Question for someone who knows about TV broadcasting/networks (so, probably anorris): What would it take (in dollars and infrastructure) to get all our not-otherwise-broadcast games on TV in, say, Athens, Cleveland, Cincy, and Columbus? It's been 15-20 years, but I'm thinking Marshall did something like that with WSAZ in Huntington back in the early-to-mid 90s when they were I-AA.
My guess is $500,000 is nowhere near enough to make that happen, but man, if we could get every game on TV locally and in Ohio's major cities, even if it's on the CW or something, that would be awesome.
The biggest problem you'd have is that most of the broadcast networks in those cities are already carrying college football most Saturdays, and we probably don't stand a chance of selling more ads in Cincy than, say, the SEC package. Also keep in mind the MAC does have a 6-game over-the-air package that airs in all of the above markets, which wipes out some potential broadcasters for half the season (including the CW in Columbus).
Probably the most realistic thing we could do is something along the lines of the AggieVision broadcast we saw early in the year from NMSU, which is to use students to produce most of it, it'll likely be in SD, and even then we'll need some equipment, and put it on WOUB via our existing satellite truck, then just make our feed available at little-to-no cost for any broadcaster that wants to put it on the air. Still not sure how many takers we would get, but that would probably be doable at 500k.

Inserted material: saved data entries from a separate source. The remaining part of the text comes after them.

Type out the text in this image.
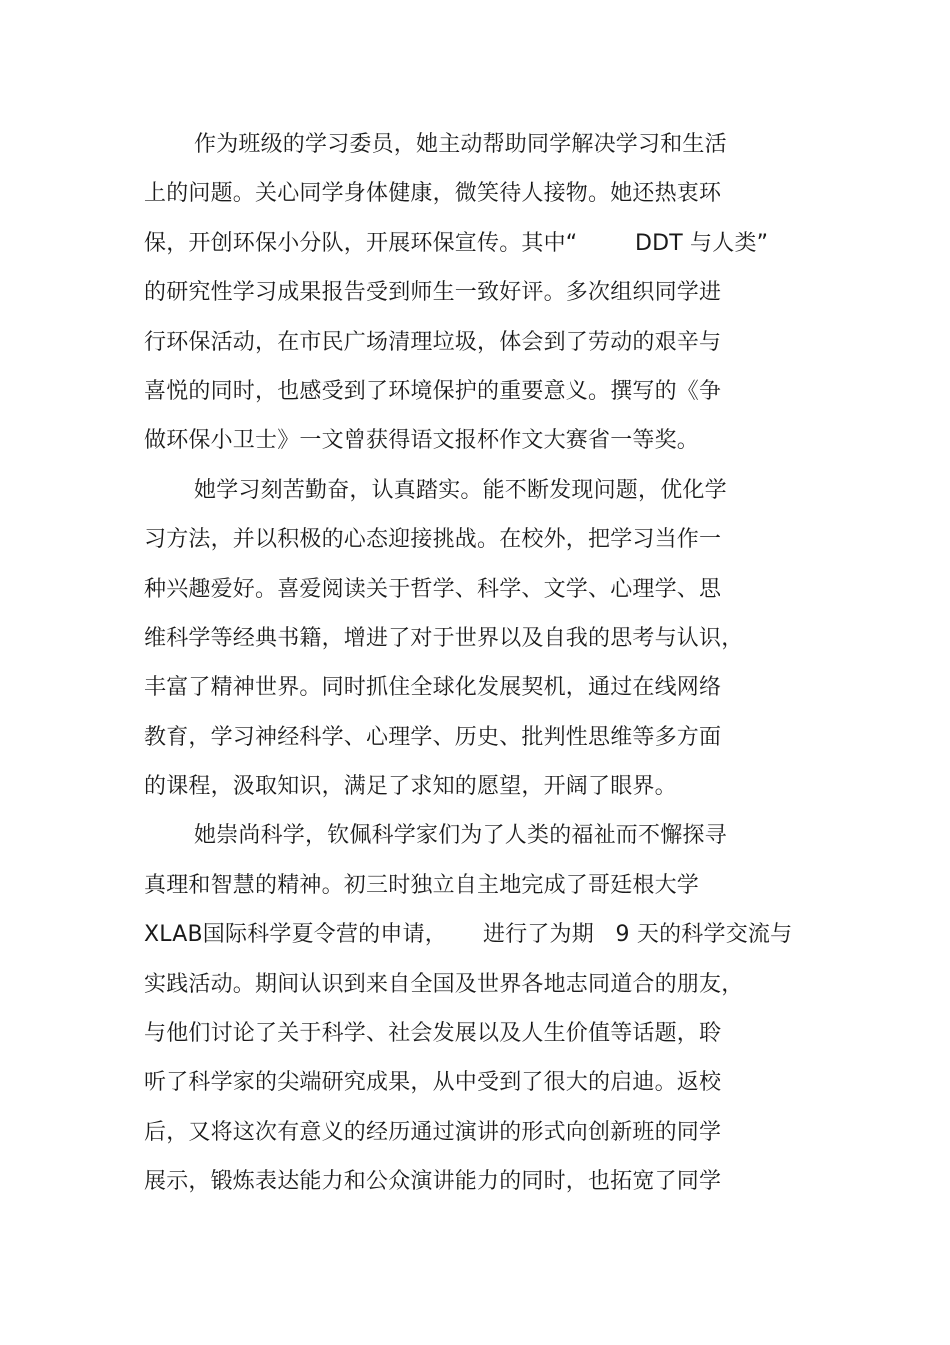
作为班级的学习委员，她主动帮助同学解决学习和生活
上的问题。关心同学身体健康，微笑待人接物。她还热衷环
保，开创环保小分队，开展环保宣传。其中“        DDT 与人类”
的研究性学习成果报告受到师生一致好评。多次组织同学进
行环保活动，在市民广场清理垃圾，体会到了劳动的艰辛与
喜悦的同时，也感受到了环境保护的重要意义。撰写的《争
做环保小卫士》一文曾获得语文报杯作文大赛省一等奖。
她学习刻苦勤奋，认真踏实。能不断发现问题，优化学
习方法，并以积极的心态迎接挑战。在校外，把学习当作一
种兴趣爱好。喜爱阅读关于哲学、科学、文学、心理学、思
维科学等经典书籍，增进了对于世界以及自我的思考与认识，
丰富了精神世界。同时抓住全球化发展契机，通过在线网络
教育，学习神经科学、心理学、历史、批判性思维等多方面
的课程，汲取知识，满足了求知的愿望，开阔了眼界。
她崇尚科学，钦佩科学家们为了人类的福祉而不懈探寻
真理和智慧的精神。初三时独立自主地完成了哥廷根大学
XLAB国际科学夏令营的申请，     进行了为期   9 天的科学交流与
实践活动。期间认识到来自全国及世界各地志同道合的朋友，
与他们讨论了关于科学、社会发展以及人生价值等话题，聆
听了科学家的尖端研究成果，从中受到了很大的启迪。返校
后，又将这次有意义的经历通过演讲的形式向创新班的同学
展示，锻炼表达能力和公众演讲能力的同时，也拓宽了同学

To do it well, you can spend literally about as much as you want. To put a real HD control room or truck and cameras up in the stadium like a lot of major programs are doing with fiber running back to WOUB (which is linked in to fiber that could get the signal across the state), your start-up costs to do it on the low end would be well over a million.
An interesting, middle-of-the-road solution might well be trying out something like the TriCaster and a small complement of pro-sumer level HD cameras. Not as high a quality of a broadcast as a full-on setup, but the NBA D-League has used it, for one example. Probably could outfit a decent setup like that with basic replay capabilities in the 150-200k range, but I'm not sure how you'd get the signal up the hill without laying new fiber (which I have no idea what the cost would run). Also keep in mind, even with student help, you probably need at least 1-2 staffers to work with students and maintain this kind of stuff.